Почему-то мне стало легче, когда я так подумал. А тут еще на самом гребне сопки протрубил олень. У них сейчас начинался осенний гон. Звук долго не уходил из долины.
А что, собственно, случилось? Почему я не смог сказать Николаю, что знал его?..
Да какое там знал! Ему и всего-то было лет шесть, мне чуть побольше, — что мы вообще могли знать?
Дружили наши отцы. Оба они были военными моряками, служили в одном дивизионе торпедных катеров, и в мае сорок первого года моему отцу дали новое назначение — с Балтики на Тихоокеанский флот. Мы уже упаковали вещи, а отец заболел. Какой-то нелепой болезнью: не то куриной слепотой, не то корью, детской корью. И вместо него отправили на Дальний Восток Ивана Куренцова.
В первом же походе, учебном, эскадра попала в тайфун, и Куренцов погиб.

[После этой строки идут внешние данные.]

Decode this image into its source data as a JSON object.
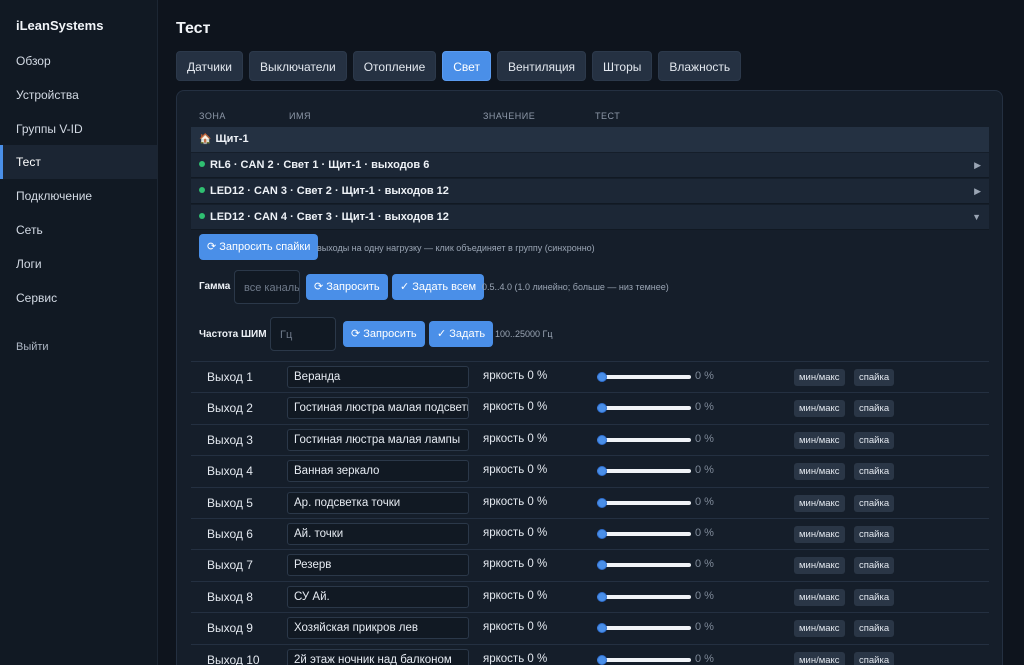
{
  "app": {
    "brand": "iLeanSystems"
  },
  "sidebar": {
    "items": [
      {
        "label": "Обзор"
      },
      {
        "label": "Устройства"
      },
      {
        "label": "Группы V-ID"
      },
      {
        "label": "Тест"
      },
      {
        "label": "Подключение"
      },
      {
        "label": "Сеть"
      },
      {
        "label": "Логи"
      },
      {
        "label": "Сервис"
      }
    ],
    "logout": "Выйти"
  },
  "page": {
    "title": "Тест"
  },
  "tabs": [
    {
      "label": "Датчики"
    },
    {
      "label": "Выключатели"
    },
    {
      "label": "Отопление"
    },
    {
      "label": "Свет",
      "active": true
    },
    {
      "label": "Вентиляция"
    },
    {
      "label": "Шторы"
    },
    {
      "label": "Влажность"
    }
  ],
  "table": {
    "headers": {
      "zone": "ЗОНА",
      "name": "ИМЯ",
      "value": "ЗНАЧЕНИЕ",
      "test": "ТЕСТ"
    },
    "group": {
      "icon": "house-icon",
      "label": "Щит-1"
    },
    "devices": [
      {
        "label": "RL6 · CAN 2 · Свет 1 · Щит-1 · выходов 6",
        "expanded": false
      },
      {
        "label": "LED12 · CAN 3 · Свет 2 · Щит-1 · выходов 12",
        "expanded": false
      },
      {
        "label": "LED12 · CAN 4 · Свет 3 · Щит-1 · выходов 12",
        "expanded": true
      }
    ]
  },
  "controls": {
    "request_spikes_label": "⟳ Запросить спайки",
    "spikes_hint": "выходы на одну нагрузку — клик объединяет в группу (синхронно)",
    "gamma": {
      "label": "Гамма",
      "placeholder": "все каналы",
      "request_label": "⟳ Запросить",
      "set_all_label": "✓ Задать всем",
      "hint": "0.5..4.0 (1.0 линейно; больше — низ темнее)"
    },
    "pwm": {
      "label": "Частота ШИМ",
      "placeholder": "Гц",
      "request_label": "⟳ Запросить",
      "set_label": "✓ Задать",
      "hint": "100..25000 Гц"
    }
  },
  "outputs": [
    {
      "label": "Выход 1",
      "name": "Веранда",
      "brightness": "яркость 0 %",
      "pct": "0 %",
      "level": 0
    },
    {
      "label": "Выход 2",
      "name": "Гостиная люстра малая подсветка",
      "brightness": "яркость 0 %",
      "pct": "0 %",
      "level": 0
    },
    {
      "label": "Выход 3",
      "name": "Гостиная люстра малая лампы",
      "brightness": "яркость 0 %",
      "pct": "0 %",
      "level": 0
    },
    {
      "label": "Выход 4",
      "name": "Ванная зеркало",
      "brightness": "яркость 0 %",
      "pct": "0 %",
      "level": 0
    },
    {
      "label": "Выход 5",
      "name": "Ар. подсветка точки",
      "brightness": "яркость 0 %",
      "pct": "0 %",
      "level": 0
    },
    {
      "label": "Выход 6",
      "name": "Ай. точки",
      "brightness": "яркость 0 %",
      "pct": "0 %",
      "level": 0
    },
    {
      "label": "Выход 7",
      "name": "Резерв",
      "brightness": "яркость 0 %",
      "pct": "0 %",
      "level": 0
    },
    {
      "label": "Выход 8",
      "name": "СУ Ай.",
      "brightness": "яркость 0 %",
      "pct": "0 %",
      "level": 0
    },
    {
      "label": "Выход 9",
      "name": "Хозяйская прикров лев",
      "brightness": "яркость 0 %",
      "pct": "0 %",
      "level": 0
    },
    {
      "label": "Выход 10",
      "name": "2й этаж ночник над балконом",
      "brightness": "яркость 0 %",
      "pct": "0 %",
      "level": 0
    }
  ],
  "row_buttons": {
    "minmax": "мин/макс",
    "spike": "спайка"
  },
  "colors": {
    "accent": "#4a8fe8",
    "online": "#2fbf71",
    "background": "#0e141d"
  }
}
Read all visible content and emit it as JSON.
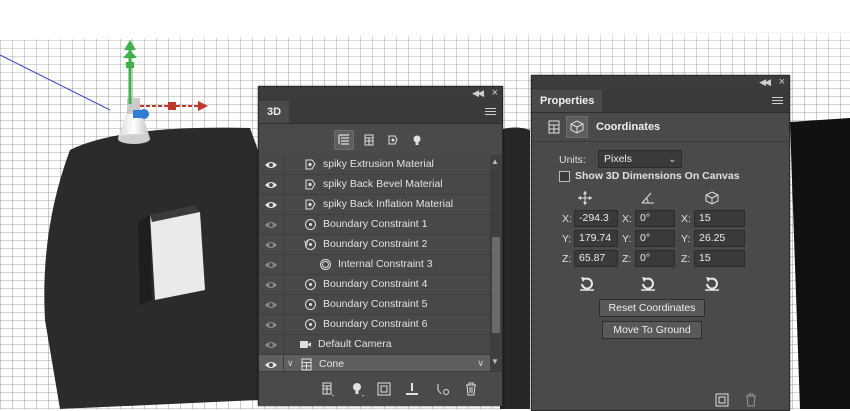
{
  "panel_3d": {
    "tab_label": "3D",
    "filters": [
      "scene-filter",
      "mesh-filter",
      "material-filter",
      "light-filter"
    ],
    "layers": [
      {
        "label": "spiky Extrusion Material",
        "icon": "material-icon",
        "visible": true,
        "indent": 1
      },
      {
        "label": "spiky Back Bevel Material",
        "icon": "material-icon",
        "visible": true,
        "indent": 1
      },
      {
        "label": "spiky Back Inflation Material",
        "icon": "material-icon",
        "visible": true,
        "indent": 1
      },
      {
        "label": "Boundary Constraint 1",
        "icon": "constraint-icon",
        "visible": false,
        "indent": 1
      },
      {
        "label": "Boundary Constraint 2",
        "icon": "constraint-icon",
        "visible": false,
        "indent": 1,
        "expanded": true
      },
      {
        "label": "Internal Constraint 3",
        "icon": "internal-constraint-icon",
        "visible": false,
        "indent": 2
      },
      {
        "label": "Boundary Constraint 4",
        "icon": "constraint-icon",
        "visible": false,
        "indent": 1
      },
      {
        "label": "Boundary Constraint 5",
        "icon": "constraint-icon",
        "visible": false,
        "indent": 1
      },
      {
        "label": "Boundary Constraint 6",
        "icon": "constraint-icon",
        "visible": false,
        "indent": 1
      },
      {
        "label": "Default Camera",
        "icon": "camera-icon",
        "visible": false,
        "indent": 0
      },
      {
        "label": "Cone",
        "icon": "mesh-icon",
        "visible": true,
        "indent": 0,
        "selected": true,
        "expanded": true
      }
    ],
    "toolbar": [
      "add-mesh-icon",
      "add-light-icon",
      "render-icon",
      "drop-to-ground-icon",
      "material-drop-icon",
      "trash-icon"
    ]
  },
  "properties": {
    "tab_label": "Properties",
    "section_title": "Coordinates",
    "units_label": "Units:",
    "units_value": "Pixels",
    "show_3d_label": "Show 3D Dimensions On Canvas",
    "show_3d_checked": false,
    "position": {
      "x_label": "X:",
      "x": "-294.3",
      "y_label": "Y:",
      "y": "179.74",
      "z_label": "Z:",
      "z": "65.87"
    },
    "rotation": {
      "x_label": "X:",
      "x": "0°",
      "y_label": "Y:",
      "y": "0°",
      "z_label": "Z:",
      "z": "0°"
    },
    "scale": {
      "x_label": "X:",
      "x": "15",
      "y_label": "Y:",
      "y": "26.25",
      "z_label": "Z:",
      "z": "15"
    },
    "reset_coordinates_label": "Reset Coordinates",
    "move_to_ground_label": "Move To Ground"
  },
  "colors": {
    "panel_bg": "#4a4a4a",
    "selected_row": "#5f5f5f",
    "gizmo_green": "#3db34a",
    "gizmo_red": "#c0392b",
    "gizmo_blue": "#2f7fd6"
  }
}
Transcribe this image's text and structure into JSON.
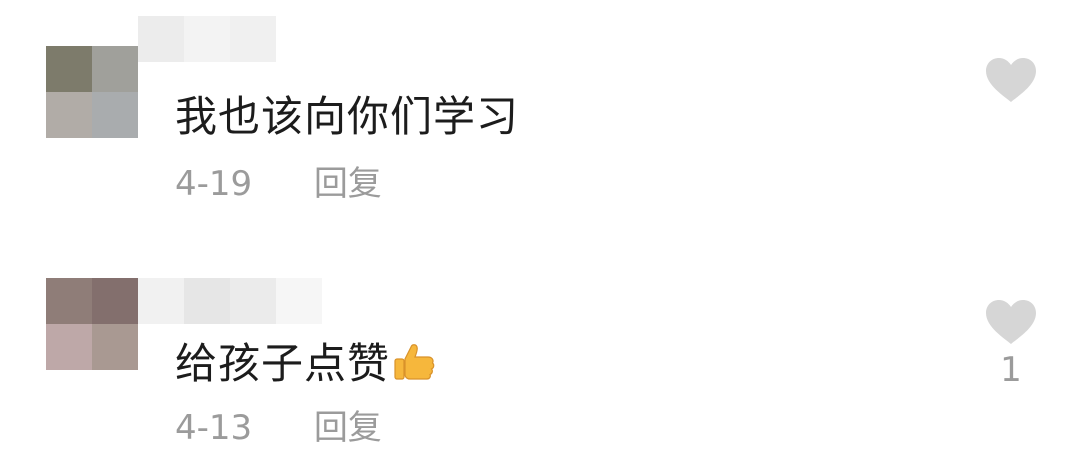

А отец участвовал в обороне Таллина и проделал смертный поход из Таллина в Кронштадт, — кто воевал на Балтике, знает что это такое! — и пережил блокаду Ленинграда, а потом — опять море, тонул, восемь миль проплыл в осенней балтийской воде, и снова — флот.
Только чудом выжил отец, и каждый раз в гибельных ситуациях он, должно быть, в шутку любил повторять: «За меня Ваня Куренцов смерть принял, вот в чем дело…»
Умер отец три года назад от рака, в полном сознании, и перед смертью чуть не последние его слова были: «Теперь и Куренцов не поможет…»
Нелепо сравнивать, но я думаю, жизнь отца была страшнее смерти друга, а все-таки, мне кажется, и отец, и мама долго ощущали невольную грусть, вспоминая Куренцова, и искали его семью даже после войны, но все они как в воду канули. То есть Куренцов-то, отец, действительно в воду канул. А об остальных мы ничего не смогли узнать.